4. In our opinion, on a combined reading of the provisions of the 1947 Act and s. 17 of the I.T. Act, 1961, the conclusion reached by the appellate authority and the Appellate Tribunal are correct. The 1947 Act was enacted which received the assent of the Governor-General on the December 20, 1947. The preamble and s. 2 of the said Act read as follows :
“Whereas it is expedient to give effect to the convention on the Privileges and Immunities of the United Nations, and to enable similar privileges and immunities to be enjoyed by other international organisations and their representatives and officials;
It is hereby enacted as follows :-…
2. Conferment on United Nations and its representatives and officers of certain privileges and immunities. -(1) Notwithstanding anything to the contrary contained in any other law, the provisions set out in the schedule to this Act of the Convention on the Privileges and Immunities, adopted by the General Assembly of the United Nations on the 13 day of February, 1946, shall have the force of law in India.
(2) The Central Government may, from time to time, by notification in the official Gazette, amend the schedule in conformity with any amendments, duly made and adopted, of the provisions of the said Convention set out therein.”
5. As can be seen from the preamble, the Act, was enacted for giving effect to the Conventions regarding the privileges and immunities of the United Nations an to enable the representatives and officials of the U.N.O. to enjoy those privileges and immunities. section 2 of the 1947 Act makes the provisions incorporated in the Schedule to the Act as law in India. Section 18, clause (b) of art. V of the schedule, is the provisions which is relevant to the facts of this case :
“ARTICLE V Officials
section 18 : Officials of the United Nations shall :…. (b) be exempt from taxation on the salaries and emoluments paid to them by the United Nations; – …”
6. The ITO in both these cases, took the view that the effect of clause (b) of s. 18 of art V referred to above, was only to exempt the salaries and emolu nents paid to the officials by the U.N.O., and this obviously meant when they were in service and, therefore, the said immunities did not extend topensionery benefits. The ITO failed to notice that under s. 17 of the I.T. Act, 1961, “salary” is defined as including any annuity or pension [vide clause (ii) of sub-s.(1) of s. 17]. As rightly pointed out by the AAC the amount of pension received is chargeable to tax under the head “Salary” and cinsequently, the meaning of expression “salary” given in s. 17 of the I.T. Act, 1961, automatically applies to any amount of pension received by a person which is chargeable to tax under the head “salary” Therefore, it follows that any amount of pension received by the assessee from the U.N.O. falls within the description of the word “salary” used inss. 14 and 17 of the I.T. Act, 1961, and consequently, the immunity granted under s. 18 of art V of the schedule to the 1947 Act becomes applicable.

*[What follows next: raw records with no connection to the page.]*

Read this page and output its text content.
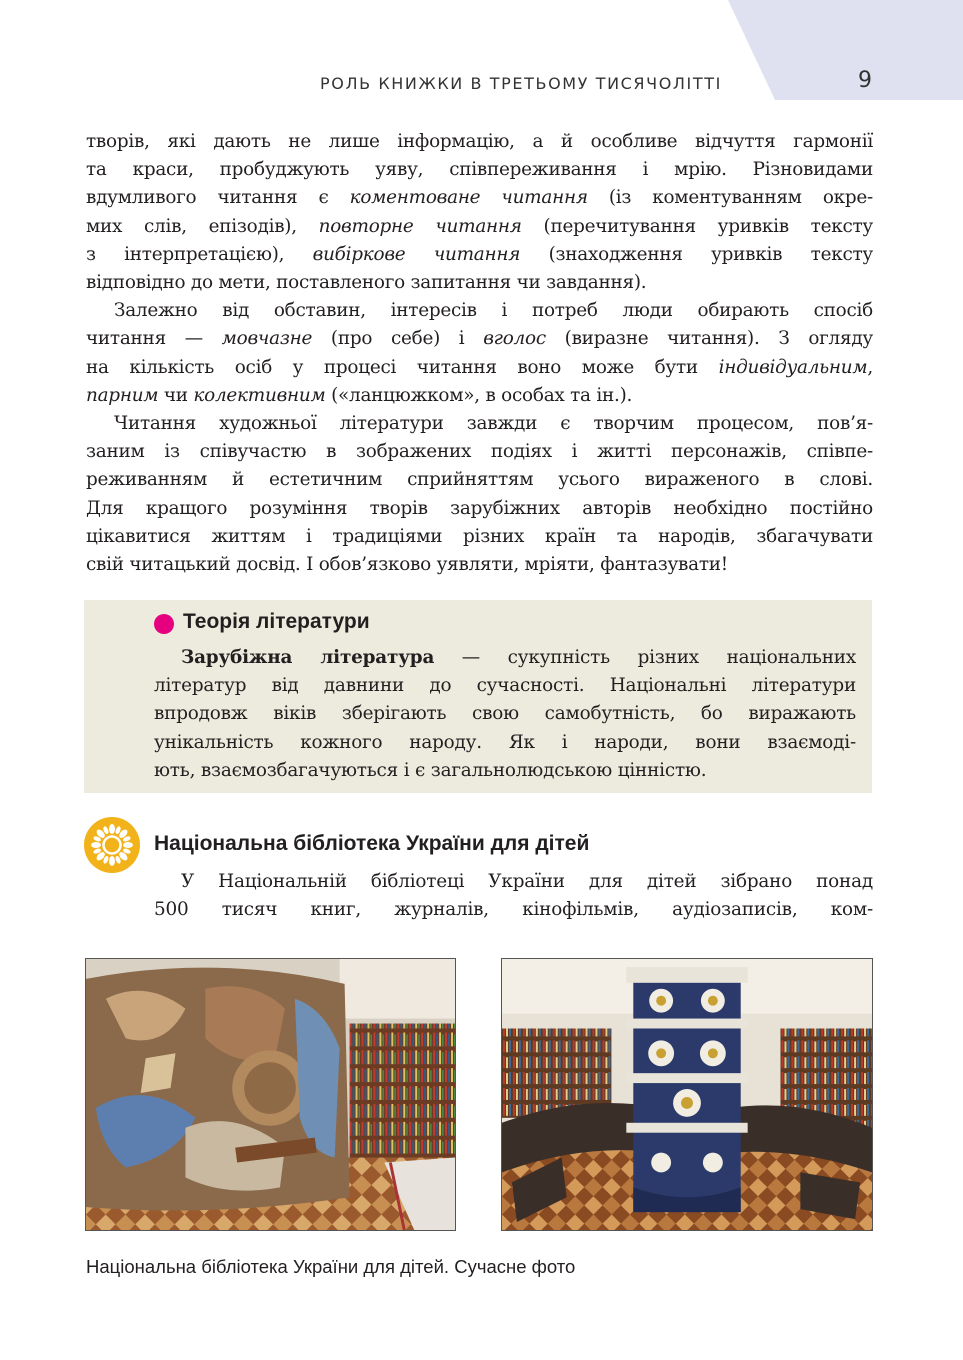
РОЛЬ КНИЖКИ В ТРЕТЬОМУ ТИСЯЧОЛІТТІ	9

творів, які дають не лише інформацію, а й особливе відчуття гармонії
та краси, пробуджують уяву, співпереживання і мрію. Різновидами
вдумливого читання є коментоване читання (із коментуванням окре-
мих слів, епізодів), повторне читання (перечитування уривків тексту
з інтерпретацією), вибіркове читання (знаходження уривків тексту
відповідно до мети, поставленого запитання чи завдання).

Залежно від обставин, інтересів і потреб люди обирають спосіб
читання — мовчазне (про себе) і вголос (виразне читання). З огляду
на кількість осіб у процесі читання воно може бути індивідуальним,
парним чи колективним («ланцюжком», в особах та ін.).

Читання художньої літератури завжди є творчим процесом, пов’я-
заним із співучастю в зображених подіях і житті персонажів, співпе-
реживанням й естетичним сприйняттям усього вираженого в слові.
Для кращого розуміння творів зарубіжних авторів необхідно постійно
цікавитися життям і традиціями різних країн та народів, збагачувати
свій читацький досвід. І обов’язково уявляти, мріяти, фантазувати!

Теорія літератури
Зарубіжна література — сукупність різних національних
літератур від давнини до сучасності. Національні літератури
впродовж віків зберігають свою самобутність, бо виражають
унікальність кожного народу. Як і народи, вони взаємоді-
ють, взаємозбагачуються і є загальнолюдською цінністю.
Національна бібліотека України для дітей
У Національній бібліотеці України для дітей зібрано понад
500 тисяч книг, журналів, кінофільмів, аудіозаписів, ком-
Національна бібліотека України для дітей. Сучасне фото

7. The Tribunal had followed the decision of the Income-tax Appellate Tribunal, Delhi Bench ‘B’, reported in the case of Income-tax officer, district VIII(5),New Delhi v. Dr. P. L. Narula [1975] Tax 38(6),63, which had correctly interpreted the provisions.
8. In our opinion, the view taken by the Tribunal is correct and accordingly, we answer the question referred in both these references in the affirmative, i.e., in favour of the assessee.